Wikimedia CEE Spring article contest

Weekly focus #7: Latvia, Poland, Crimean Tatar and History

One month left in CEE Spring, plenty of articles can still be written about this diverse region! This week’s topics are Latvia, Poland, Crimean Tatar and the very broad topic of history.

Cesvaine manor (2017), Latvia. Author: Vaido Otsar. License: CC BY-SA 4.0. Source: Wikimedia Commons.

This week Latvia has multiple things to celebrate: May 1st is constitution day — the date when Constitutional Assembly had their first meeting (in 1920). May 4th had another important event — the Declaration “On the Restoration of Independence of the Republic of Latvia” was adopted on May 4, 1990. If you are interested in more topics on how Latvia was formed in the beginning of 20th century, the Latvian list provides some more topics from The First Latvian National Awakening to The Barricades with a couple of military conflicts and times of peace in between. If Latvian history makes you feel depressed, look at other topics from the list — interesting culture topics and inspiring achievements in sports are available.

But not only Latvia celebrates the constitution! This week Poles celebrate the Constitution of May 3 1791. Called the second constitution in the history of the world (and the first one in Europe), it has a great symbolic meaning for the Poles. So this week makes a good occasion to dive deep into Polish history and we have some great ideas on our lists to get you inspired. Do you know how the members of szlachta were protected from unlawful arrest? Or how the Movement for Defense of Human and Civic Rights tried to resist the regime in  People’s Republic of Poland? And if you are interested in the history of Polish technology you can tell the world the story of Sokoł 1000 – the heaviest Polish pre-war motorcycle. Or maybe you would like to try to tell the Polish history through the story of a single company? Then Haberbusch i Schiele may be the article for you – the story of this Warsaw brewery established in the 19th century was closely related to the story of Poland. All the mentioned articles are connected not only by their historical topic but also by the person of the author – their English versions were written by Krzysztof Machocki (user:Halibutt), the passionate Polish Wikipedia editor who passed away this year. So by writing them in your wiki you don’t only bring interesting knowledge to your language. You also commemorate a fellow Wikipedian. In a very wiki-way.

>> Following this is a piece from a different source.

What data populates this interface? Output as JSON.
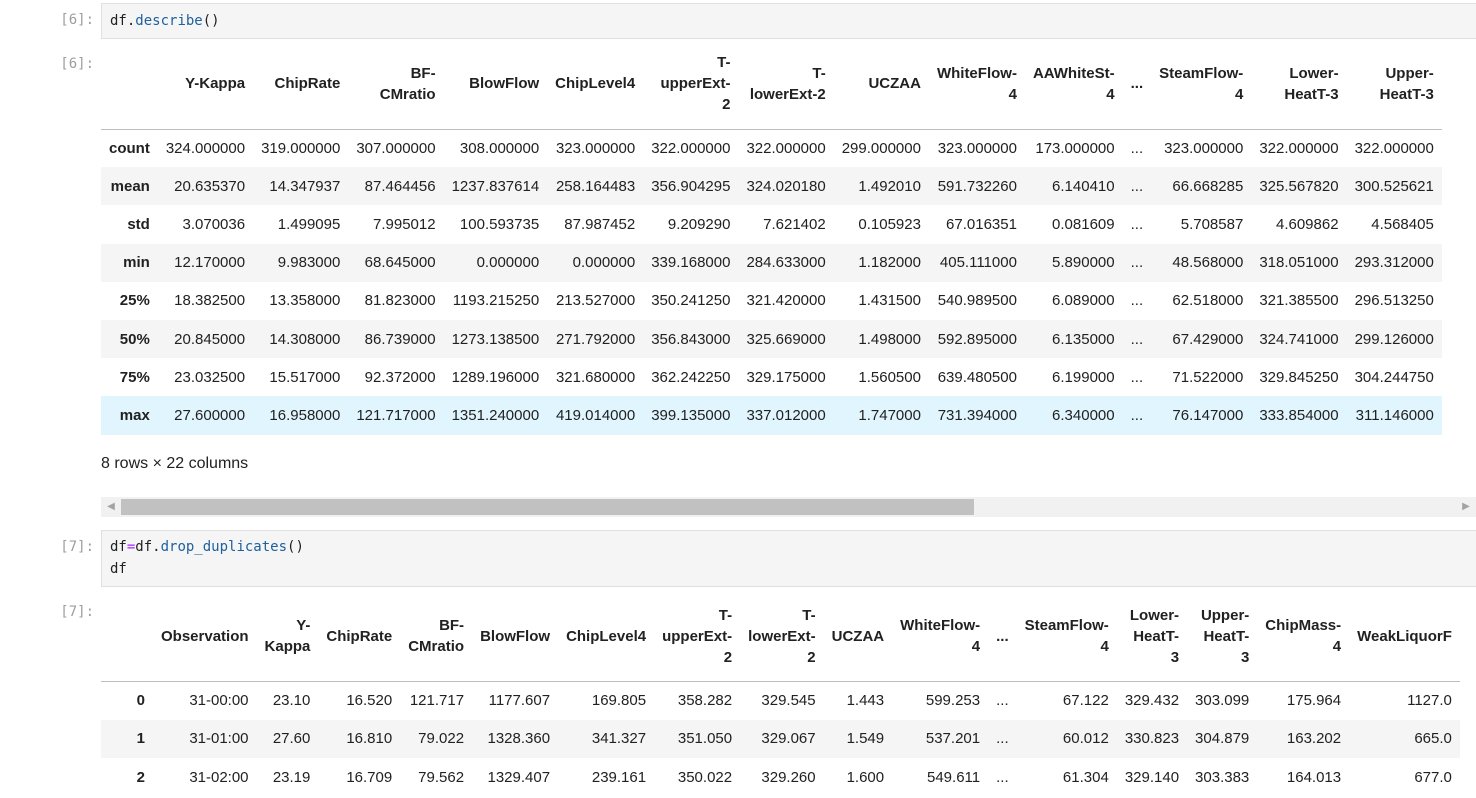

Crimean tatars have been featured in CEE Spring for a few years already and thanks to that its history topics has been quite well covered in several Wikipedias. Yet there is the less covered topic of Russo-Crimean wars or historical figures like Hacı I Giray, the founder and the first ruler of the Crimean Khanate, Tugay Bey, a notable military leader or Refat Chubarov, a present day politician, who was also active during Latvian Singing Revolution and was even elected as member of Riga City Council.